Les arbustes sont arrivés et la ligne paraît simple à planter. Pourtant, une haie mise en terre trop bas, trop serrée ou dans un sol détrempé repart mal dès les premières semaines.
Pour planter une haie en automne, visez une terre encore souple et un emplacement où l’eau ne reste pas après la pluie. Le feuillage ralentira bientôt, mais les racines continueront de s’installer tant qu’elles gardent de l’air et de l’humidité.
Préparer une ligne de plantation qui ne retient pas l’eau
Tracez la ligne avec un cordeau, puis ouvrez une tranchée plus large que les mottes. Les racines s’étalent plus facilement dans une terre ameublie sur les côtés que dans une succession de trous étroits.
Repoussez la plantation si la terre colle aux bottes, si elle reste brillante d’eau au fond de la tranchée ou si elle est gelée. La Royal Horticultural Society recommande aussi de différer le chantier dans un sol gorgé d’eau : les racines ont besoin d’air autant que d’eau.

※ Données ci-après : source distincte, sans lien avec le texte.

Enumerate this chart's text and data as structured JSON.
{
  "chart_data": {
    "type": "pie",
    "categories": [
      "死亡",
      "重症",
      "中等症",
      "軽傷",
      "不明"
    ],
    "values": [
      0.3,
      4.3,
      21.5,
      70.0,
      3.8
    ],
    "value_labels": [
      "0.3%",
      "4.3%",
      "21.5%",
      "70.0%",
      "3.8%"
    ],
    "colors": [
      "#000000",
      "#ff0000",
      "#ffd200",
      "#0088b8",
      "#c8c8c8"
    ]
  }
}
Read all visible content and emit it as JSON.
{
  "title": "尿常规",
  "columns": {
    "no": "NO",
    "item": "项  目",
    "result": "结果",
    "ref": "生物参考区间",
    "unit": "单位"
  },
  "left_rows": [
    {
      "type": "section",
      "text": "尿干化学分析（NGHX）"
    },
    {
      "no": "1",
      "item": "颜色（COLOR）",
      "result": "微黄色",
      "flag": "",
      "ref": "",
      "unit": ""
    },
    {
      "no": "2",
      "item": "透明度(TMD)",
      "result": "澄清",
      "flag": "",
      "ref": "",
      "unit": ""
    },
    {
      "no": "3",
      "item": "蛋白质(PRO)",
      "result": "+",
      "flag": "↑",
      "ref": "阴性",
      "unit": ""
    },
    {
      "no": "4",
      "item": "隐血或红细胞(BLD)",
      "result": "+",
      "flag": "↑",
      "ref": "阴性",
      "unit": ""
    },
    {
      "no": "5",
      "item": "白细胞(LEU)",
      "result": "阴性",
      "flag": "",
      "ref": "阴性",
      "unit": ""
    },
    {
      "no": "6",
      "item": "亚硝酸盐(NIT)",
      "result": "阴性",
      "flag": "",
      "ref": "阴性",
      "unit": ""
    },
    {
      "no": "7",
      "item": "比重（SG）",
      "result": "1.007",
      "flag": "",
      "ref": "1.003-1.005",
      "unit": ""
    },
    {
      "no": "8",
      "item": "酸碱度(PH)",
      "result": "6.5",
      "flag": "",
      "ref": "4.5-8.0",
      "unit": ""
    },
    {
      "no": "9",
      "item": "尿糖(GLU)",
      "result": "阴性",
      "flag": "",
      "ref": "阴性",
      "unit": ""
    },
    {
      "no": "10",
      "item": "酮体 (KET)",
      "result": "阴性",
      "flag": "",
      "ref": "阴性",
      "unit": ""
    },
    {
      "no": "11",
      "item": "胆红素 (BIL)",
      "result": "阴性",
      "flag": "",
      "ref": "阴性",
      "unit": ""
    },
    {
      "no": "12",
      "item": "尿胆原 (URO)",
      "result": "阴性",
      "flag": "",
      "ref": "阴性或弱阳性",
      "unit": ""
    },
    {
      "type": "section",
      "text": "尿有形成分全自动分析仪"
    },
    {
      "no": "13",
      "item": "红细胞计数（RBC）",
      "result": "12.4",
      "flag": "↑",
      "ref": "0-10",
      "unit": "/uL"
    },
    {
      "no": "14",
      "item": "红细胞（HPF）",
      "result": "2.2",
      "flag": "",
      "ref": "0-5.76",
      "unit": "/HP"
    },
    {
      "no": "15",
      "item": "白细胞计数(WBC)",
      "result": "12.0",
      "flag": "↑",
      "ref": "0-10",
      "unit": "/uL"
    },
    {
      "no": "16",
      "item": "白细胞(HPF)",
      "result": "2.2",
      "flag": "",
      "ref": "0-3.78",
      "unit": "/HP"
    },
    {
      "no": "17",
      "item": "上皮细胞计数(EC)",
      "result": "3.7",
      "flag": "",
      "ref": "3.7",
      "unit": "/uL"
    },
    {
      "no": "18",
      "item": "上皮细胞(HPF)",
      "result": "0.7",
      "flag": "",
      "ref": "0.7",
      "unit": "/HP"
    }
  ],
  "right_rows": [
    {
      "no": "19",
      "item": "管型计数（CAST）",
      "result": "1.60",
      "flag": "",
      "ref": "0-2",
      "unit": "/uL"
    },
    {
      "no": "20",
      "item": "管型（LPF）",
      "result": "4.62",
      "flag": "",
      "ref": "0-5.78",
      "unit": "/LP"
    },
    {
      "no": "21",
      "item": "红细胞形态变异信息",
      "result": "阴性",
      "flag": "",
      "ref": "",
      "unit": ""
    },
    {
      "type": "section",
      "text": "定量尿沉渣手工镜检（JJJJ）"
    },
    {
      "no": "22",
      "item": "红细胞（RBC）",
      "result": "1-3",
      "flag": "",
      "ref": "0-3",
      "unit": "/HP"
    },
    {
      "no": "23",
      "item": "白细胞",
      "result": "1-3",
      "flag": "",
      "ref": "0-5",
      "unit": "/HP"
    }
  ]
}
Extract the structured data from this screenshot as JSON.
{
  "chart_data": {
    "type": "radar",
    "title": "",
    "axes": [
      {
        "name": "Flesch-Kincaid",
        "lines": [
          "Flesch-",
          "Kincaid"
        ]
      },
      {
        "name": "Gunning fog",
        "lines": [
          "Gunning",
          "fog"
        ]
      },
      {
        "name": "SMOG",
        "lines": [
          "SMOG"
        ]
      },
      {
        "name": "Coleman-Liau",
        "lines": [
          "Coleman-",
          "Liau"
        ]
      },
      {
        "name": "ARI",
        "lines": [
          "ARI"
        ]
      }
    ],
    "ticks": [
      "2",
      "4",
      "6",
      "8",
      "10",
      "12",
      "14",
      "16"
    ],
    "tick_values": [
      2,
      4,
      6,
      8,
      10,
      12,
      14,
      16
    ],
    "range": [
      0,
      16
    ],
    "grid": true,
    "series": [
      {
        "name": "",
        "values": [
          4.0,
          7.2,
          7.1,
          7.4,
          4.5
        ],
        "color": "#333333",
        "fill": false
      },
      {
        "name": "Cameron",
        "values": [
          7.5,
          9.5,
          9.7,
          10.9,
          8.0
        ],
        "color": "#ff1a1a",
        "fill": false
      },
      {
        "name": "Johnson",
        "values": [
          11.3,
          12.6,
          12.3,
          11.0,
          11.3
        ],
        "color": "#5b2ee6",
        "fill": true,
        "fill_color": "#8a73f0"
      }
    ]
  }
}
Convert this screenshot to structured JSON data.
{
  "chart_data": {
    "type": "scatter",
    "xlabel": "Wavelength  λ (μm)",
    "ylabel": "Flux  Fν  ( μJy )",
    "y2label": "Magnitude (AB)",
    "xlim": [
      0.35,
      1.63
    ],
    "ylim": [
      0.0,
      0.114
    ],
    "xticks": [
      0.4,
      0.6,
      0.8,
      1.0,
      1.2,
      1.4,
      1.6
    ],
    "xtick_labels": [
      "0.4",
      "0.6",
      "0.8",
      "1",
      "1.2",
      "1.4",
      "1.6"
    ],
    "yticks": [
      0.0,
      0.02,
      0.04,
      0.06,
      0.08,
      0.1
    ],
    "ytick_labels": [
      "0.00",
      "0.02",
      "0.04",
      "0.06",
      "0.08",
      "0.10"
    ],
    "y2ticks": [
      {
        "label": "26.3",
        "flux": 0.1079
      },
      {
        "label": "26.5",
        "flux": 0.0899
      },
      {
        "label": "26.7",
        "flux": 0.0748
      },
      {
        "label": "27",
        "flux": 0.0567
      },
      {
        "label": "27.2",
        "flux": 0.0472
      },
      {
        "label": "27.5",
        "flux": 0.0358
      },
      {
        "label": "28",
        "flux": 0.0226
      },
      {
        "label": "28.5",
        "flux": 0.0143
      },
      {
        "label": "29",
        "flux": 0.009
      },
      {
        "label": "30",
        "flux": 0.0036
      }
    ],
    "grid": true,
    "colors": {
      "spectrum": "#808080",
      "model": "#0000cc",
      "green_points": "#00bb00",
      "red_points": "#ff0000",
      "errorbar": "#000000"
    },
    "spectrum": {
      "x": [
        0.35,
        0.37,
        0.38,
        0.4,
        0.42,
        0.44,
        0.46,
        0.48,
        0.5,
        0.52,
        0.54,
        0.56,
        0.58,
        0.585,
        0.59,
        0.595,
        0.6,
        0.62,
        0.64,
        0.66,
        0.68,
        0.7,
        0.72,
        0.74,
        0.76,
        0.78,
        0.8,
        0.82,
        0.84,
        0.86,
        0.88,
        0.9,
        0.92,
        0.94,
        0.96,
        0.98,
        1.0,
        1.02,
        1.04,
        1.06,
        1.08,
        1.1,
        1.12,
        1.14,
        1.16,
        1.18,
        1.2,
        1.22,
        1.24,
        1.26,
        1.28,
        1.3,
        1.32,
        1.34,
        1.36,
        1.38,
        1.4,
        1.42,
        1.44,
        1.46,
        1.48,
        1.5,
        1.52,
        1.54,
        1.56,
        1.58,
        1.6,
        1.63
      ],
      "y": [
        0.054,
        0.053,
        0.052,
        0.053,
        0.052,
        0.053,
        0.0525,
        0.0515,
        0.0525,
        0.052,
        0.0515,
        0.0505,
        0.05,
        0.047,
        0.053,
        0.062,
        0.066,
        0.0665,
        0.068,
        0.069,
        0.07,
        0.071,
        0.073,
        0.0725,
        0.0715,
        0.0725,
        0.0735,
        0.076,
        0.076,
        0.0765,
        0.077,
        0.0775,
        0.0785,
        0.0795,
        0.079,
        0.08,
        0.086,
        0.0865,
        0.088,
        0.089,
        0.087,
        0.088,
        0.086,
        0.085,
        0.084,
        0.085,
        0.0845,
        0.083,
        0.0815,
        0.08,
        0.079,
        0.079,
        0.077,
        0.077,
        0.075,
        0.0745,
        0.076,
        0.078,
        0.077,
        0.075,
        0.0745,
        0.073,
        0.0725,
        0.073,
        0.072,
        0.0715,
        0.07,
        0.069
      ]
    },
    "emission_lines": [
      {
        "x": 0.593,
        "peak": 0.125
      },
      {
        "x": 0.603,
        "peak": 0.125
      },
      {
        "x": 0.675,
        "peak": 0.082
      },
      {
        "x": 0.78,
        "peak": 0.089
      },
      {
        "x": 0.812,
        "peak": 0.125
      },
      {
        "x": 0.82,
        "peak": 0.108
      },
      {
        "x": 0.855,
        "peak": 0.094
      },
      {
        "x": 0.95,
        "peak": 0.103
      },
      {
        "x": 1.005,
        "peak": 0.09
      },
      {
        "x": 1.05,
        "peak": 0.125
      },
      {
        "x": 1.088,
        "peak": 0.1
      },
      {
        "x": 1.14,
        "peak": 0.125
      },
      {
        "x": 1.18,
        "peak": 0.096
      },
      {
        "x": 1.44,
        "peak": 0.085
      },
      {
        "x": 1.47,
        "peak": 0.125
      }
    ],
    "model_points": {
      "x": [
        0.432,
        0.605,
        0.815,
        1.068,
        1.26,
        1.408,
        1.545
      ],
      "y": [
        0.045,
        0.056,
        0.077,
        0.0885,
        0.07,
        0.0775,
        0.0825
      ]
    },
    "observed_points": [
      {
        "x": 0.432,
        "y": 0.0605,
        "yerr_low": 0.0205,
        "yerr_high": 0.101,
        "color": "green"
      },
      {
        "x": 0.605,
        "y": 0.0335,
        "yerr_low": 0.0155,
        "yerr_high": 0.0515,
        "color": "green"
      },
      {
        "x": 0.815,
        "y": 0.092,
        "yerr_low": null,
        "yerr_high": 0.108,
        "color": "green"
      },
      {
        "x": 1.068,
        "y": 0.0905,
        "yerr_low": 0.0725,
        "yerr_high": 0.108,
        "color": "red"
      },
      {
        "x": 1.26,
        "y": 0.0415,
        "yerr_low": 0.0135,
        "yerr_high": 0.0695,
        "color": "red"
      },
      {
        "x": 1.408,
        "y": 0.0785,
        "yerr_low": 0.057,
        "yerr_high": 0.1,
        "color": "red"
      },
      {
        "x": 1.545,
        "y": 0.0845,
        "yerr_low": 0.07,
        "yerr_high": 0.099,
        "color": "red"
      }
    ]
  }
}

Gardez la terre sortie de la tranchée à portée de main, en retirant les pierres les plus grosses et les racines de mauvaises herbes. Un compost mûr peut améliorer une terre pauvre, mais il ne règle pas un problème de drainage. Dans une zone où l’eau stagne chaque hiver, il vaut mieux corriger ce point avant de commander les végétaux.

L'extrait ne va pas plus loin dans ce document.